On the flip side to old power coal, solar stocks have gotten hammered since Trump was elected, even in a raging stock rally. We can surely imagine the end of all, already tenuous subsidies on alternative energy from a Trump administration, and without those, much R+D and a lot of planned installations of solar production will be halted. As positively as coal stocks have reacted, solar stocks have gone just as sharply in the other direction, with First Solar (FSLR), for example, losing 20% of its value in the last two days.
On other US energy, we need to take our cues from other statements from the Trump campaign trail. He has spoken about an end to most regulations on fracking and opening up Federal lands to drilling. Of course, the low energy prices and reduced production that the US is currently experiencing are due to overproduction, so reduced regulation won't make much of an immediate difference. He's given the green light to the resumed building of the Keystone pipeline, but again, with low prices, it's not likely to be restarted, even with a US go-ahead, especially with Trump's comments on a US 'kickback' from the Canadians. He's expressed distain for the Paris environmental accords, but unless Trump destroys the EPA, he must wait three years to formally withdraw.

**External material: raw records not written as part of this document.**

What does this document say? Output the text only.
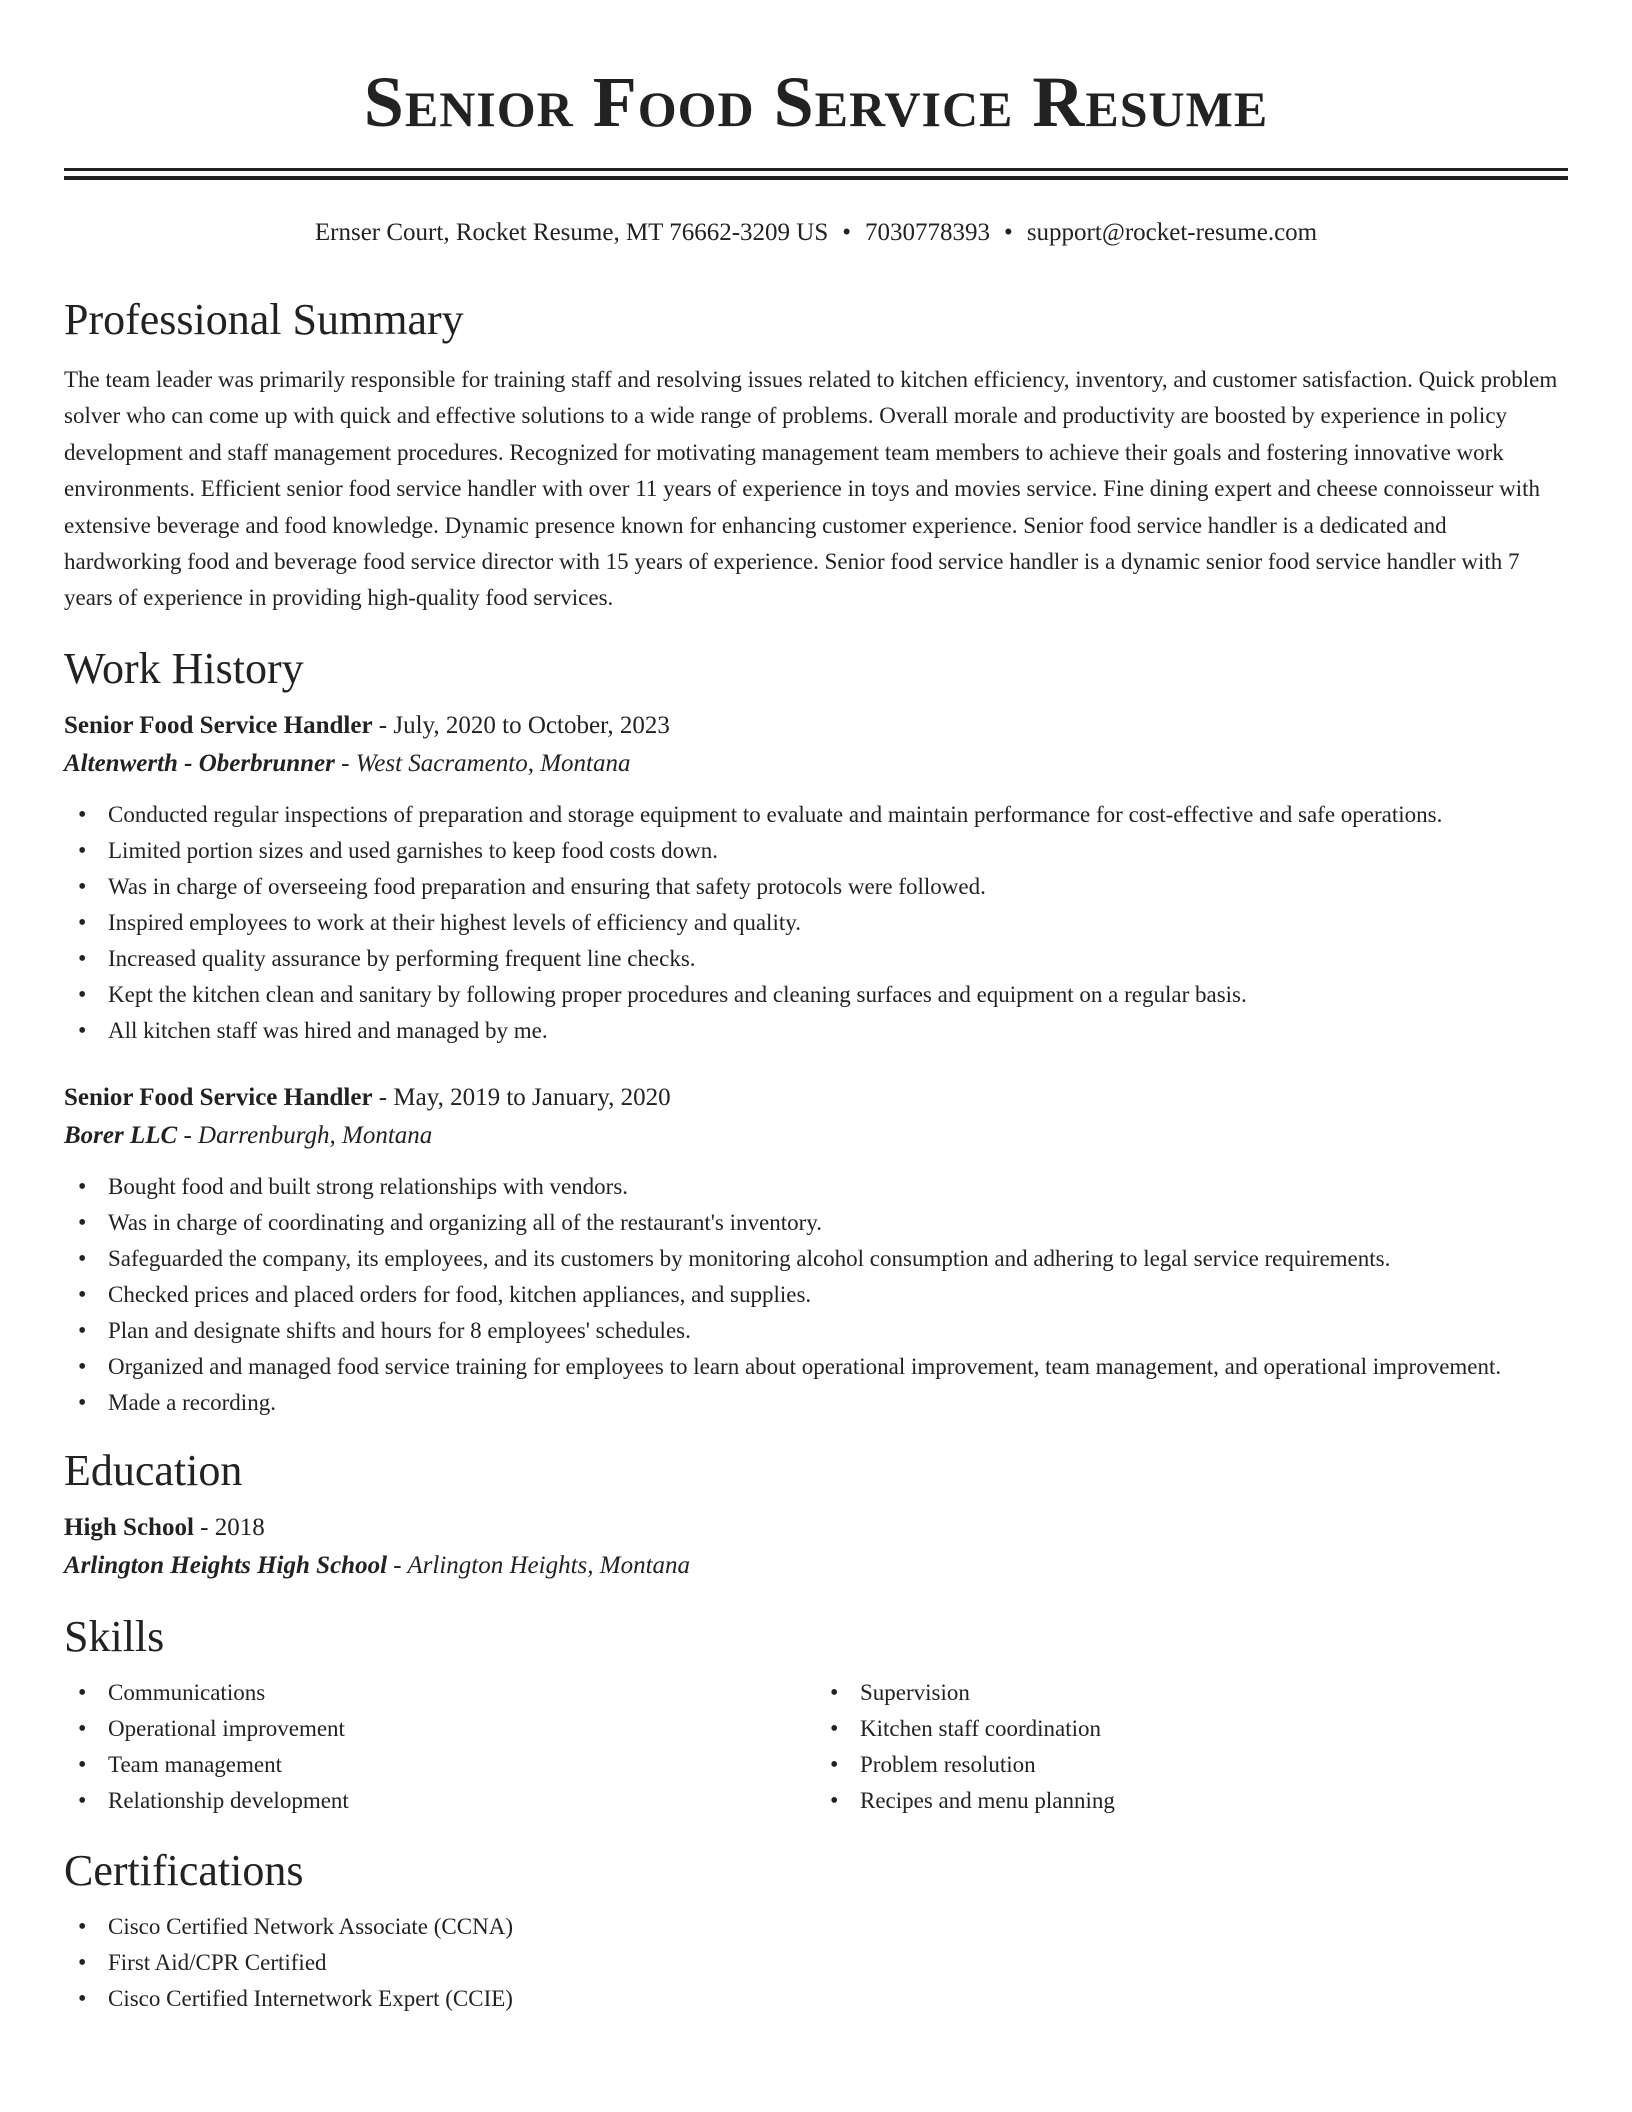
Senior Food Service Resume
Ernser Court, Rocket Resume, MT 76662-3209 US • 7030778393 • support@rocket-resume.com
Professional Summary

The team leader was primarily responsible for training staff and resolving issues related to kitchen efficiency, inventory, and customer satisfaction. Quick problem solver who can come up with quick and effective solutions to a wide range of problems. Overall morale and productivity are boosted by experience in policy development and staff management procedures. Recognized for motivating management team members to achieve their goals and fostering innovative work environments. Efficient senior food service handler with over 11 years of experience in toys and movies service. Fine dining expert and cheese connoisseur with extensive beverage and food knowledge. Dynamic presence known for enhancing customer experience. Senior food service handler is a dedicated and hardworking food and beverage food service director with 15 years of experience. Senior food service handler is a dynamic senior food service handler with 7 years of experience in providing high-quality food services.

Work History
Senior Food Service Handler - July, 2020 to October, 2023
Altenwerth - Oberbrunner - West Sacramento, Montana
• Conducted regular inspections of preparation and storage equipment to evaluate and maintain performance for cost-effective and safe operations.
• Limited portion sizes and used garnishes to keep food costs down.
• Was in charge of overseeing food preparation and ensuring that safety protocols were followed.
• Inspired employees to work at their highest levels of efficiency and quality.
• Increased quality assurance by performing frequent line checks.
• Kept the kitchen clean and sanitary by following proper procedures and cleaning surfaces and equipment on a regular basis.
• All kitchen staff was hired and managed by me.
Senior Food Service Handler - May, 2019 to January, 2020
Borer LLC - Darrenburgh, Montana
• Bought food and built strong relationships with vendors.
• Was in charge of coordinating and organizing all of the restaurant's inventory.
• Safeguarded the company, its employees, and its customers by monitoring alcohol consumption and adhering to legal service requirements.
• Checked prices and placed orders for food, kitchen appliances, and supplies.
• Plan and designate shifts and hours for 8 employees' schedules.
• Organized and managed food service training for employees to learn about operational improvement, team management, and operational improvement.
• Made a recording.
Education
High School - 2018
Arlington Heights High School - Arlington Heights, Montana
Skills
• Communications
• Operational improvement
• Team management
• Relationship development
• Supervision
• Kitchen staff coordination
• Problem resolution
• Recipes and menu planning
Certifications
• Cisco Certified Network Associate (CCNA)
• First Aid/CPR Certified
• Cisco Certified Internetwork Expert (CCIE)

Probably most importantly, he's expressed his dislike of the nuclear deal with Iran, a pact he'd certainly have the support of a GOP Congress in discarding. However, while this might have a paper effect in proving Trump's 'toughness', it is unlikely to have any real effect: International sanctions that gave the US so much leverage and slowed the Iranian economy will now be almost impossible to restore and no other European who signed the treaty is likely to follow Trump out – witness the latest big Total (TOT) gas deal with the Iranians worth over $2B as proof. It might incrementally increase suspicions between the two nations, nominally drive the military positions towards Iran of the Israelis and the US together, but won't do much to curb the growth of Iranian oil.

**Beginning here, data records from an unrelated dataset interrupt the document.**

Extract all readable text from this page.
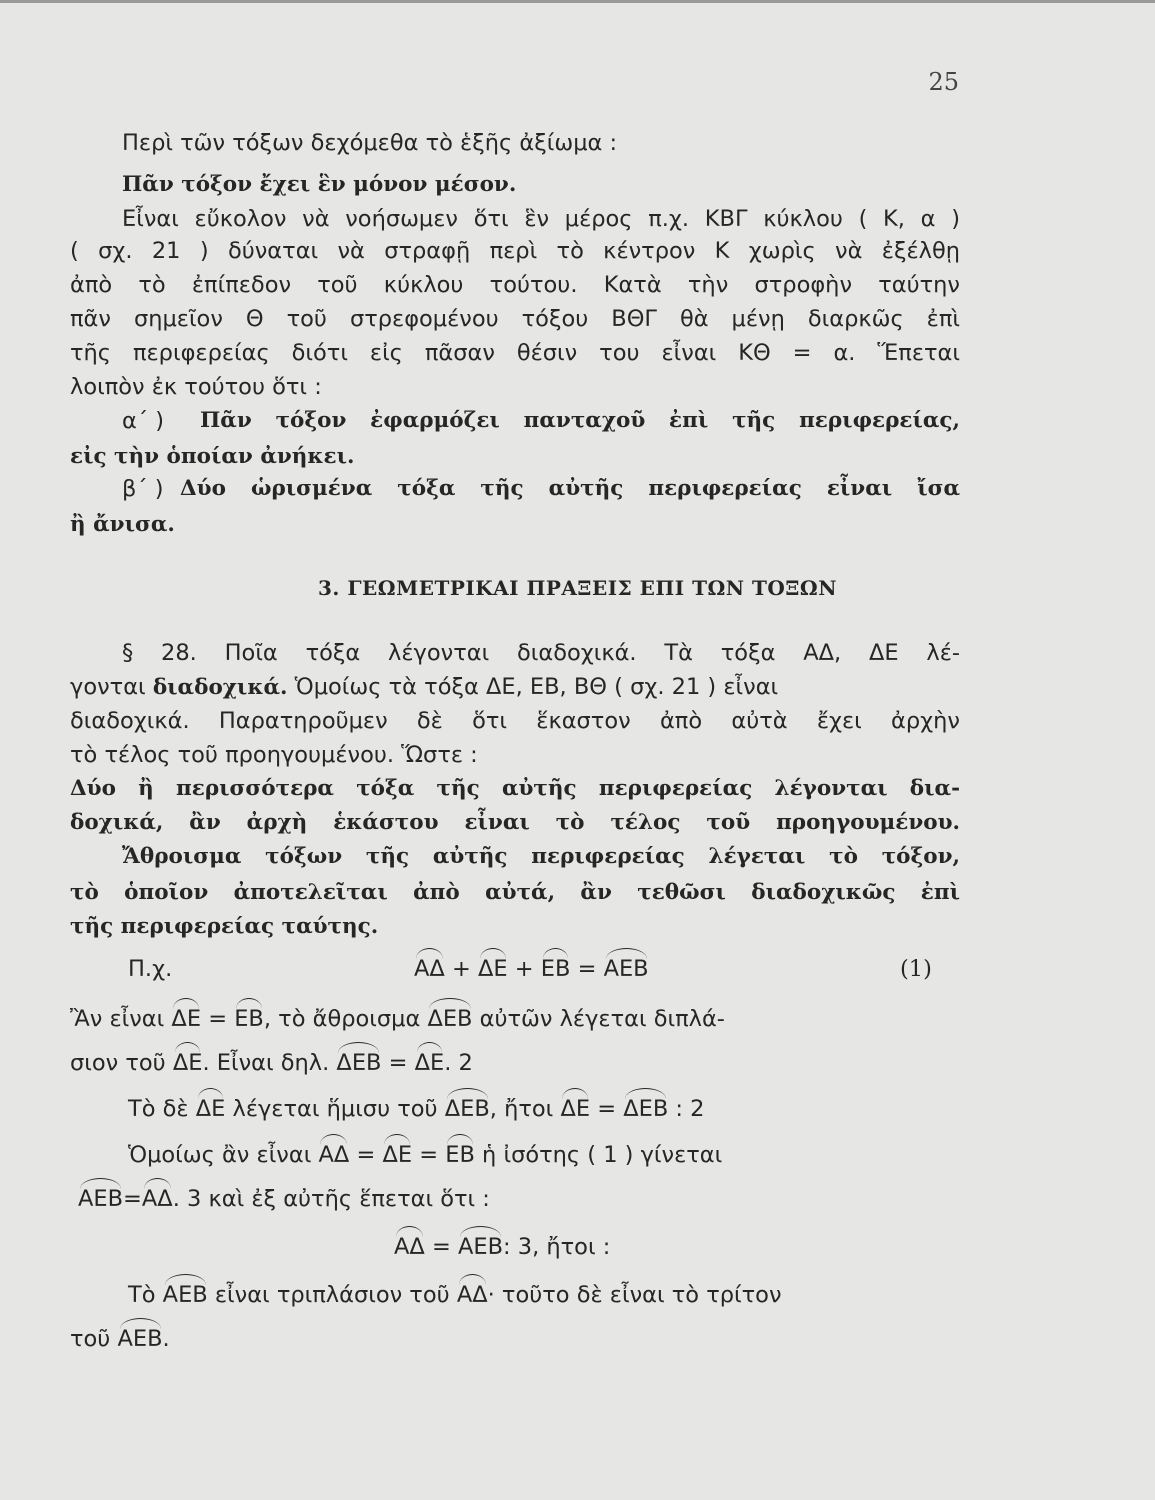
25
Περὶ τῶν τόξων δεχόμεθα τὸ ἑξῆς ἀξίωμα :
Πᾶν τόξον ἔχει ἓν μόνον μέσον.
Εἶναι εὔκολον νὰ νοήσωμεν ὅτι ἓν μέρος π.χ. ΚΒΓ κύκλου ( Κ, α )
( σχ. 21 ) δύναται νὰ στραφῇ περὶ τὸ κέντρον Κ χωρὶς νὰ ἐξέλθῃ
ἀπὸ τὸ ἐπίπεδον τοῦ κύκλου τούτου. Κατὰ τὴν στροφὴν ταύτην
πᾶν σημεῖον Θ τοῦ στρεφομένου τόξου ΒΘΓ θὰ μένῃ διαρκῶς ἐπὶ
τῆς περιφερείας διότι εἰς πᾶσαν θέσιν του εἶναι ΚΘ = α. Ἕπεται
λοιπὸν ἐκ τούτου ὅτι :
α΄ )	Πᾶν τόξον ἐφαρμόζει πανταχοῦ ἐπὶ τῆς περιφερείας,
εἰς τὴν ὁποίαν ἀνήκει.
β΄ ) Δύο ὡρισμένα τόξα τῆς αὐτῆς περιφερείας εἶναι ἴσα
ἢ ἄνισα.
3. ΓΕΩΜΕΤΡΙΚΑΙ ΠΡΑΞΕΙΣ ΕΠΙ ΤΩΝ ΤΟΞΩΝ
§ 28. Ποῖα τόξα λέγονται διαδοχικά. Τὰ τόξα ΑΔ, ΔΕ λέ-
γονται διαδοχικά. Ὁμοίως τὰ τόξα ΔΕ, ΕΒ, ΒΘ ( σχ. 21 ) εἶναι
διαδοχικά. Παρατηροῦμεν δὲ ὅτι ἕκαστον ἀπὸ αὐτὰ ἔχει ἀρχὴν
τὸ τέλος τοῦ προηγουμένου. Ὥστε :
Δύο ἢ περισσότερα τόξα τῆς αὐτῆς περιφερείας λέγονται δια-
δοχικά, ἂν ἀρχὴ ἑκάστου εἶναι τὸ τέλος τοῦ προηγουμένου.
Ἄθροισμα τόξων τῆς αὐτῆς περιφερείας λέγεται τὸ τόξον,
τὸ ὁποῖον ἀποτελεῖται ἀπὸ αὐτά, ἂν τεθῶσι διαδοχικῶς ἐπὶ
τῆς περιφερείας ταύτης.
Π.χ.	ΑΔ + ΔΕ + ΕΒ = ΑΕΒ	(1)
Ἂν εἶναι ΔΕ = ΕΒ, τὸ ἄθροισμα ΔΕΒ αὐτῶν λέγεται διπλά-
σιον τοῦ ΔΕ. Εἶναι δηλ. ΔΕΒ = ΔΕ. 2
Τὸ δὲ ΔΕ λέγεται ἥμισυ τοῦ ΔΕΒ, ἤτοι ΔΕ = ΔΕΒ : 2
Ὁμοίως ἂν εἶναι ΑΔ = ΔΕ = ΕΒ ἡ ἰσότης ( 1 ) γίνεται
ΑΕΒ=ΑΔ. 3 καὶ ἐξ αὐτῆς ἕπεται ὅτι :
ΑΔ = ΑΕΒ: 3, ἤτοι :
Τὸ ΑΕΒ εἶναι τριπλάσιον τοῦ ΑΔ· τοῦτο δὲ εἶναι τὸ τρίτον
τοῦ ΑΕΒ.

On balance, we have a mixed-bag of signals with the incoming President. One high point for commodities in general would be the infrastructure package Mr. Trump signaled during his acceptance speech, but infrastructure spending has been the least favorite idea of a GOP-controlled Congress, especially if it were combined with the promised Trump top down tax cut, swelling US deficits grossly.
I wouldn't bet on either necessarily passing in Congress.
We are all still parsing out the likely from the possible in a new Trump administration, and while I'm doing that, won't be making many moves to my portfolio – save for a few trades in the most volatile solar and coal sectors. As for our beloved oil and gas players, I say don't do anything – yet.